During the late 1980's and early 1990's, several companies created even longer instruction machines, called Very Long Instruction Word (VLIW), where basically each part of the CPU has corresponding bits in every instruction.  This makes for very simple decoding, and allows some interesting parallel tricks, but each instruction might be a hundred bytes or more!  Modern graphics processors are typically VLIW internally, and there are several strange digital signal processor chips that are VLIW, but the concept hasn't really caught on for the main CPU.  And any company that produced a successful VLIW chip would have a big problem building an improved processor, since each instruction specifically describes what should happen on each part of the old chip.

Assembly Basics

So here's some assembly language:
        Machine Code:           Assembly Code:
Address Instruction Operands
 0: 55 push ebp
1: 89 e5 mov ebp,esp
3: b8 07 00 00 00 mov eax,0x7
8: 5d pop ebp
9: c3 ret
Here's a typical line of assembly code.  It's one CPU instruction, with a comment:
	mov eax,1234 ;  I'm returning 1234, like the homework says...
(executable NetRun link)

Hardware Implementation

Each of the features of assembly language above corresponds to a hardware circuit structure.  I claim it's useful to know how these work.
The simplest place to start is just to look at the registers and arithmetic.  We need control lines, highlighted in purple here, to activate the different parts of the computation.  Click this image to get a runnable Logisim .circ file.
Manually controlled registers and processor.

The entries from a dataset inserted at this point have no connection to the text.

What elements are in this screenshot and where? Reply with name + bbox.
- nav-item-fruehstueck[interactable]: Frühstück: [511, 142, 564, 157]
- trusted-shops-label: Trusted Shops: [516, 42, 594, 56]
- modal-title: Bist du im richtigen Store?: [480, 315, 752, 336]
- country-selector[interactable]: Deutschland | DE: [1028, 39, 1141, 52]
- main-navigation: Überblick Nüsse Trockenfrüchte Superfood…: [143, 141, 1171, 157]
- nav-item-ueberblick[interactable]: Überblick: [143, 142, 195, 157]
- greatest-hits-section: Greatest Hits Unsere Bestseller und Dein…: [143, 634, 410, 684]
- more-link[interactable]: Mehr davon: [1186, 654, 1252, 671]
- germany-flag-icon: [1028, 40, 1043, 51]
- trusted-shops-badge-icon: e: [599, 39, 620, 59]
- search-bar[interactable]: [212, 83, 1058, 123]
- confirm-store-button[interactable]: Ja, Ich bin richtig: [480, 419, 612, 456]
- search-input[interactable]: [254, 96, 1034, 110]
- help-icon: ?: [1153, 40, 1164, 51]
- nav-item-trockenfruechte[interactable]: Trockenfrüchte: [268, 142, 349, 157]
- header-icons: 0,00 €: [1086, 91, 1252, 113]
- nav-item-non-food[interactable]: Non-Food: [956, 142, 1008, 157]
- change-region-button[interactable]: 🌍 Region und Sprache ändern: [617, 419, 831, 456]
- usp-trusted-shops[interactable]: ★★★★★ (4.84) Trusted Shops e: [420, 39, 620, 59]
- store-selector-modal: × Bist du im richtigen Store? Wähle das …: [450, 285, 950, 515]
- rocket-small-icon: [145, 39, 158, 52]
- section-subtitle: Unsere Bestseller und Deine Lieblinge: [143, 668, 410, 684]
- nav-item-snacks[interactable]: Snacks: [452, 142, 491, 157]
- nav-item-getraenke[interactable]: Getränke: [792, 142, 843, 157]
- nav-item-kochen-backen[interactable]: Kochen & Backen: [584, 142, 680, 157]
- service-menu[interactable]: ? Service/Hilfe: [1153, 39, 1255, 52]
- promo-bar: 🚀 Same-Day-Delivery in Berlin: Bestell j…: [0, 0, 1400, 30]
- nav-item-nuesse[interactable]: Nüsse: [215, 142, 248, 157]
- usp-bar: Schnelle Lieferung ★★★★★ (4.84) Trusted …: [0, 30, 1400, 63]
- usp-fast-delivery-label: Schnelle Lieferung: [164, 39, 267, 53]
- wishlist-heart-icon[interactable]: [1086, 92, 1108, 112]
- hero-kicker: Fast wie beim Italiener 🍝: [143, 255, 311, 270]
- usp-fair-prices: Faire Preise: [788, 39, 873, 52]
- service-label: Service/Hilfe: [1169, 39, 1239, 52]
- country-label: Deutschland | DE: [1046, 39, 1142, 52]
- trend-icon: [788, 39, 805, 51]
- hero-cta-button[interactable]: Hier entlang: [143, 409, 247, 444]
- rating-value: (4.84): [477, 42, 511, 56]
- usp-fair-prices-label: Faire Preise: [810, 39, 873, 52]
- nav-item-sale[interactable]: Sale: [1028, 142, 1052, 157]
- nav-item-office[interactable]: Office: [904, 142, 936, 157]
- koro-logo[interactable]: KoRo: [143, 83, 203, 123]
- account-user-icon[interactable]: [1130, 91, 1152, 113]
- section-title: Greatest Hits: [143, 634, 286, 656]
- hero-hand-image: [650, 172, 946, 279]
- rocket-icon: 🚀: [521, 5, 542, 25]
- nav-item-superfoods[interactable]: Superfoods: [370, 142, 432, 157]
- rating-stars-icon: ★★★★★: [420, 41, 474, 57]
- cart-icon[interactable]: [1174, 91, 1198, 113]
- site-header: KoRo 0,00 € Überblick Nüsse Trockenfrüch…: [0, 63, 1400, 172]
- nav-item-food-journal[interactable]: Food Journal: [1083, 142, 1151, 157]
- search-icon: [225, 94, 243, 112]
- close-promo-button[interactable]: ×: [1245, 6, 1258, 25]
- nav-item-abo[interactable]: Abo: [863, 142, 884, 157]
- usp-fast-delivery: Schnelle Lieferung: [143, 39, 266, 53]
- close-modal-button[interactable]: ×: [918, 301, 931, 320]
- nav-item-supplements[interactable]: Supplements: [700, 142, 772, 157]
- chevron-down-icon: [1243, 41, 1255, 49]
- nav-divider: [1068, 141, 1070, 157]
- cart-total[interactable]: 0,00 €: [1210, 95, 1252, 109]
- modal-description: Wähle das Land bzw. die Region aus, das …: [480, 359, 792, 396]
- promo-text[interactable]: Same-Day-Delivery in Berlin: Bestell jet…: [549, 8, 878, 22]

Here's the two-register, 12 bit instruction machine we designed in class today.  Conceptually, this is the same as above, except I'm driving all the little control lines from a ROM; this stored program dramatically simplifies the user interface.
Circuit diagram simple CPU: instructions are fetched, decoded, and executed.

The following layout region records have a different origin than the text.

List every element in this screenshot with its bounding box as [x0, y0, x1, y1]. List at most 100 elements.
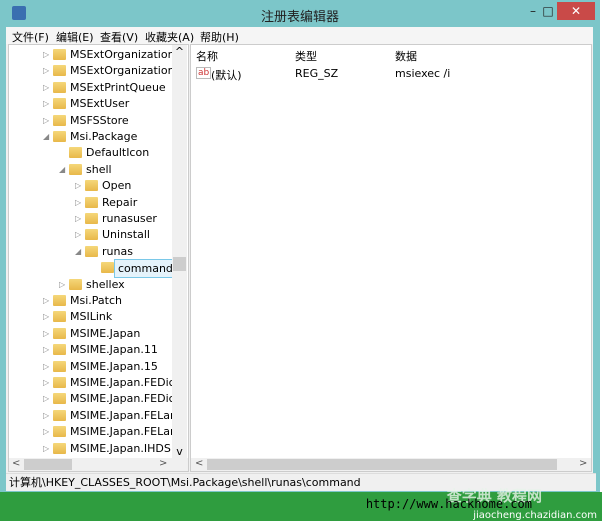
tree-node[interactable]: ▷ MSExtUser: [9, 95, 169, 112]
tree-node-label: MSFSStore: [70, 113, 129, 127]
expand-arrow-icon[interactable]: ▷: [43, 325, 51, 342]
value-name: (默认): [211, 69, 242, 82]
values-hscroll-thumb[interactable]: [207, 459, 557, 470]
folder-icon: [53, 360, 66, 372]
tree-node[interactable]: ▷ MSIME.Japan: [9, 325, 169, 342]
expand-arrow-icon[interactable]: ▷: [43, 46, 51, 63]
folder-icon: [69, 163, 82, 175]
expand-arrow-icon[interactable]: ▷: [75, 194, 83, 211]
tree-node-label: MSIME.Japan: [70, 326, 141, 340]
menu-edit[interactable]: 编辑(E): [56, 29, 94, 45]
string-value-icon: ab: [196, 67, 212, 79]
tree-node[interactable]: ▷ shellex: [9, 276, 169, 293]
tree-node[interactable]: ▷ MSExtPrintQueue: [9, 79, 169, 96]
window-title: 注册表编辑器: [260, 10, 339, 25]
menu-favorites[interactable]: 收藏夹(A): [145, 29, 194, 45]
tree-node[interactable]: ▷ MSIME.Japan.IHDS: [9, 440, 171, 457]
tree-horizontal-scrollbar[interactable]: < >: [9, 458, 188, 471]
tree-node[interactable]: ▷ MSFSStore: [9, 112, 169, 129]
expand-arrow-icon[interactable]: ▷: [43, 390, 51, 407]
tree-node[interactable]: ▷ MSIME.Japan.FEDict: [9, 374, 179, 391]
folder-icon: [85, 180, 98, 192]
tree-node[interactable]: ▷ MSIME.Japan.15: [9, 358, 169, 375]
tree-node[interactable]: ▷ MSIME.Japan.FELang: [9, 407, 184, 424]
expand-arrow-icon[interactable]: ▷: [43, 308, 51, 325]
expand-arrow-icon[interactable]: ▷: [43, 407, 51, 424]
expand-arrow-icon[interactable]: ▷: [59, 276, 67, 293]
scroll-up-arrow[interactable]: ^: [172, 45, 187, 58]
tree-node-label: Repair: [102, 195, 138, 209]
tree-node-label: MSIME.Japan.15: [70, 359, 158, 373]
expand-arrow-icon[interactable]: ▷: [43, 440, 51, 457]
tree-node[interactable]: command: [9, 259, 177, 279]
expand-arrow-icon[interactable]: ▷: [75, 226, 83, 243]
column-header-data[interactable]: 数据: [395, 48, 417, 64]
expand-arrow-icon[interactable]: ▷: [43, 423, 51, 440]
tree-node-label: MSIME.Japan.FELang: [70, 425, 184, 439]
scroll-left-arrow[interactable]: <: [195, 458, 203, 469]
value-type: REG_SZ: [295, 67, 339, 80]
expand-arrow-icon[interactable]: ▷: [75, 210, 83, 227]
folder-icon: [69, 278, 82, 290]
tree-node-label: shell: [86, 162, 112, 176]
menu-file[interactable]: 文件(F): [12, 29, 49, 45]
tree-node-label: MSILink: [70, 310, 113, 324]
menu-view[interactable]: 查看(V): [100, 29, 138, 45]
tree-hscroll-thumb[interactable]: [24, 459, 72, 470]
tree-node-label: MSExtPrintQueue: [70, 80, 166, 94]
expand-arrow-icon[interactable]: ▷: [43, 374, 51, 391]
watermark-url: http://www.hackhome.com: [365, 497, 532, 511]
scroll-right-arrow[interactable]: >: [579, 458, 587, 469]
folder-icon: [53, 409, 66, 421]
key-tree-pane[interactable]: ▷ MSExtOrganization ▷ MSExtOrganizationU ▷ MS…: [8, 44, 189, 472]
expand-arrow-icon[interactable]: ▷: [43, 112, 51, 129]
expand-arrow-icon[interactable]: ▷: [43, 95, 51, 112]
tree-node[interactable]: ▷ MSIME.Japan.FEDict.: [9, 390, 183, 407]
tree-node[interactable]: ◢ runas: [9, 243, 169, 260]
menu-bar: 文件(F) 编辑(E) 查看(V) 收藏夹(A) 帮助(H): [6, 27, 593, 44]
tree-node[interactable]: ▷ Repair: [9, 194, 169, 211]
tree-node-label: Msi.Package: [70, 130, 138, 143]
tree-node[interactable]: ▷ MSExtOrganizationU: [9, 62, 183, 79]
scroll-left-arrow[interactable]: <: [12, 458, 20, 469]
tree-node-label: Open: [102, 179, 132, 193]
scroll-down-arrow[interactable]: v: [172, 445, 187, 458]
tree-node-label: MSExtOrganizationU: [70, 64, 183, 78]
close-button[interactable]: ✕: [557, 2, 595, 20]
tree-node[interactable]: ◢ Msi.Package: [9, 128, 169, 145]
tree-node[interactable]: ▷ MSILink: [9, 308, 169, 325]
tree-vertical-scrollbar[interactable]: ^ v: [172, 45, 187, 458]
collapse-arrow-icon[interactable]: ◢: [75, 243, 83, 260]
tree-node[interactable]: ▷ runasuser: [9, 210, 169, 227]
tree-node[interactable]: DefaultIcon: [9, 144, 169, 161]
tree-node[interactable]: ◢ shell: [9, 161, 169, 178]
tree-node[interactable]: ▷ MSExtOrganization: [9, 46, 175, 63]
values-horizontal-scrollbar[interactable]: < >: [191, 458, 591, 471]
column-header-name[interactable]: 名称: [196, 48, 218, 64]
scroll-right-arrow[interactable]: >: [159, 458, 167, 469]
tree-node-label: MSExtUser: [70, 97, 130, 111]
folder-icon: [69, 147, 82, 159]
collapse-arrow-icon[interactable]: ◢: [43, 128, 51, 145]
folder-icon: [53, 393, 66, 405]
folder-icon: [85, 229, 98, 241]
expand-arrow-icon[interactable]: ▷: [75, 177, 83, 194]
tree-node-label: runasuser: [102, 212, 157, 225]
tree-node[interactable]: ▷ Open: [9, 177, 169, 194]
folder-icon: [101, 262, 114, 274]
column-header-type[interactable]: 类型: [295, 48, 317, 64]
expand-arrow-icon[interactable]: ▷: [43, 62, 51, 79]
expand-arrow-icon[interactable]: ▷: [43, 358, 51, 375]
tree-vscroll-thumb[interactable]: [173, 257, 186, 271]
menu-help[interactable]: 帮助(H): [200, 29, 239, 45]
collapse-arrow-icon[interactable]: ◢: [59, 161, 67, 178]
tree-node[interactable]: ▷ MSIME.Japan.11: [9, 341, 169, 358]
tree-node[interactable]: ▷ MSIME.Japan.FELang: [9, 423, 184, 440]
tree-node[interactable]: ▷ Uninstall: [9, 226, 169, 243]
expand-arrow-icon[interactable]: ▷: [43, 79, 51, 96]
expand-arrow-icon[interactable]: ▷: [43, 292, 51, 309]
watermark-bar: 查字典 教程网 http://www.hackhome.com jiaochen…: [0, 487, 602, 521]
tree-node[interactable]: ▷ Msi.Patch: [9, 292, 169, 309]
expand-arrow-icon[interactable]: ▷: [43, 341, 51, 358]
values-pane[interactable]: 名称 类型 数据 ab (默认) REG_SZ msiexec /i < >: [190, 44, 592, 472]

Here's a slightly more complex four register machine.  The instruction set is 16 bits per instruction, and is designed for future compatibility for up to 16 registers.  This is vaguely similar to ARM.
Circuit diagram for simple four-register CPU.

Notice how:
Both CPUs above are RISC architectures, which makes the instruction decoder very simple.  In a CISC architecture, you need to keep fetching instructions until you have one complete instruction.